L4's low 72W TDP and 300 GB/s bandwidth enable efficient image generation clusters, with ample 24 GB for typical resolutions.
RTX 5000 Ada's balanced 65.3 TFLOPS FP32/FP16 and 32 GB VRAM handle simulations requiring high precision and memory.
Frequently Asked Questions
Which GPU has more VRAM?▾
The RTX 5000 Ada provides 32 GB GDDR6 VRAM, exceeding the L4's 24 GB. This allows larger models or batches in memory-bound tasks.
What is the power consumption difference?▾
L4 draws 72W TDP, far lower than RTX 5000 Ada's 250W. Lower power supports denser deployments and reduced cloud electricity costs.
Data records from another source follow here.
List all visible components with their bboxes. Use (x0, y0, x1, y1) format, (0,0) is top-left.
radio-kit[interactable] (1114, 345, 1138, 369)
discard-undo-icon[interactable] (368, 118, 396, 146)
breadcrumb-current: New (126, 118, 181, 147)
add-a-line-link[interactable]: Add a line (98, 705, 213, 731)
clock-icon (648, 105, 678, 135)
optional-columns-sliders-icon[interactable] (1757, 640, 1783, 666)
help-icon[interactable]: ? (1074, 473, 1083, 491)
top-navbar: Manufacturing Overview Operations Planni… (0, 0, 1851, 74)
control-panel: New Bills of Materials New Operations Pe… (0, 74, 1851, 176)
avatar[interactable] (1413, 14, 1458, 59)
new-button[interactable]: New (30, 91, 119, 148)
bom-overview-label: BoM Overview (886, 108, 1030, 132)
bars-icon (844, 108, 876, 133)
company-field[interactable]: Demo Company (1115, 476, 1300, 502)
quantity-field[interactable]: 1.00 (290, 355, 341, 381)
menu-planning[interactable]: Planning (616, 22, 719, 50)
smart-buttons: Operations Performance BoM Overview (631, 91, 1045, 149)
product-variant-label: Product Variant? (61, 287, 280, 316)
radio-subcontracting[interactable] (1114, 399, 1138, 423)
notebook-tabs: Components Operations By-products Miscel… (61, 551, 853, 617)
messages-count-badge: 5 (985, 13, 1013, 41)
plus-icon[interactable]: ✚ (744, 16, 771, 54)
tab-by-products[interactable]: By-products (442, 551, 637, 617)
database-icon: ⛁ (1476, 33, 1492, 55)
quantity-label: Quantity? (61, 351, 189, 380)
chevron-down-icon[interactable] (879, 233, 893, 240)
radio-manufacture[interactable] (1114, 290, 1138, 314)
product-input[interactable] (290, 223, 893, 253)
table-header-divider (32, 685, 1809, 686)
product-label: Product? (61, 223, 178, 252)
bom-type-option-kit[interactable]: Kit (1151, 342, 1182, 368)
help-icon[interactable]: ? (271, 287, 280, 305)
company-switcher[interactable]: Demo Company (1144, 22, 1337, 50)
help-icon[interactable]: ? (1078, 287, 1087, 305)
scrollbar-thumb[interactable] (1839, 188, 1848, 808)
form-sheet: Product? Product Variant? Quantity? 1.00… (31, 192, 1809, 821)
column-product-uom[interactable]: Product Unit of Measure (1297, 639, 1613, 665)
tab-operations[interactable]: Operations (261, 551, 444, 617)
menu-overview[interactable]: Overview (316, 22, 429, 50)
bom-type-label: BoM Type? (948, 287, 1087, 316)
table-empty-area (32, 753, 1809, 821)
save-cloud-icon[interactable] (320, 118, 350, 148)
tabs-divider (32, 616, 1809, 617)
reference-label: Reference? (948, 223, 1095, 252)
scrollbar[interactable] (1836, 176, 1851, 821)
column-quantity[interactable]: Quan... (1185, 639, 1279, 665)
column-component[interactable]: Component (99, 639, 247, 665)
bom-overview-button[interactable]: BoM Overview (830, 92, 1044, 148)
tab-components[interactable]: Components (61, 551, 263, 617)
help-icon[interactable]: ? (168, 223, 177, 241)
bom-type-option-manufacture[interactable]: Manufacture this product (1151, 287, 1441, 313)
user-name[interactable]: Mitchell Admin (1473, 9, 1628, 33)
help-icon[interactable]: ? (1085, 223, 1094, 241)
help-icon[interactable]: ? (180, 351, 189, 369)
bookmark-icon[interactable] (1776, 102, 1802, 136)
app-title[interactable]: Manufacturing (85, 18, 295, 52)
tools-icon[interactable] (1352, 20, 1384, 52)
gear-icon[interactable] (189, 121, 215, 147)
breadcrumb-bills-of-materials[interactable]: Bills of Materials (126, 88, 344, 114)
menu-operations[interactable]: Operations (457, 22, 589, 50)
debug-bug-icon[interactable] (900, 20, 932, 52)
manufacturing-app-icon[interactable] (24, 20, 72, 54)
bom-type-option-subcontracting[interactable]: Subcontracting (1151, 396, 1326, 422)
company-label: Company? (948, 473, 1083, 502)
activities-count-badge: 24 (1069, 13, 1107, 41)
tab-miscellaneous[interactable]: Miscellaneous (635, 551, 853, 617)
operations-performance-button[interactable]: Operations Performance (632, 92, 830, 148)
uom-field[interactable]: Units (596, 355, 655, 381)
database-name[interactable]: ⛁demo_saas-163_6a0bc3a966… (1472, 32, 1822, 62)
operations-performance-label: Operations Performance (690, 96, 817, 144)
Which is cheaper in the cloud?▾
RTX 5000 Ada starts at $0.25 per hour with $0.51 average across 5 offers, undercutting L4's $0.32 start and $0.68 average over 15 offers.
Is L4 better for inference?▾
Yes, L4's 242 TFLOPS FP8 and 121 TFLOPS FP16 outperform RTX 5000 Ada's 65.3 TFLOPS FP16 for low-precision serving.
What architecture do they share?▾
Both use Ada Lovelace from 2023, with PCIe form factors. L4 adds PCIe 4.0 interconnect.
How does memory bandwidth compare?▾
RTX 5000 Ada doubles L4 with 576 GB/s versus 300 GB/s, improving data transfer for large batch training.
Which is cheaper to rent, the L4 or the RTX 5000 Ada?▾
Cloud rental prices for both the L4 and RTX 5000 Ada vary by provider, configuration, and availability. This page shows live pricing from 25+ providers updated every 60 seconds. Scroll to the Live Cloud Pricing section to compare current rates.
How much VRAM does the L4 have compared to the RTX 5000 Ada?▾
The L4 has 24 GB of GDDR6 memory. The RTX 5000 Ada has 32 GB of GDDR6 memory.
Can I find L4 and RTX 5000 Ada GPUs available to rent right now?▾
Yes. This page shows real-time availability across 25+ cloud GPU providers. The Live Cloud Pricing section displays only in-stock offers with current pricing.
What is the main difference between the L4 and the RTX 5000 Ada?▾
The L4 uses the Ada Lovelace architecture (2023) while the RTX 5000 Ada uses Ada Lovelace (2023). The L4 delivers 1.9x the FP16 throughput and 1.9x the memory bandwidth of the RTX 5000 Ada.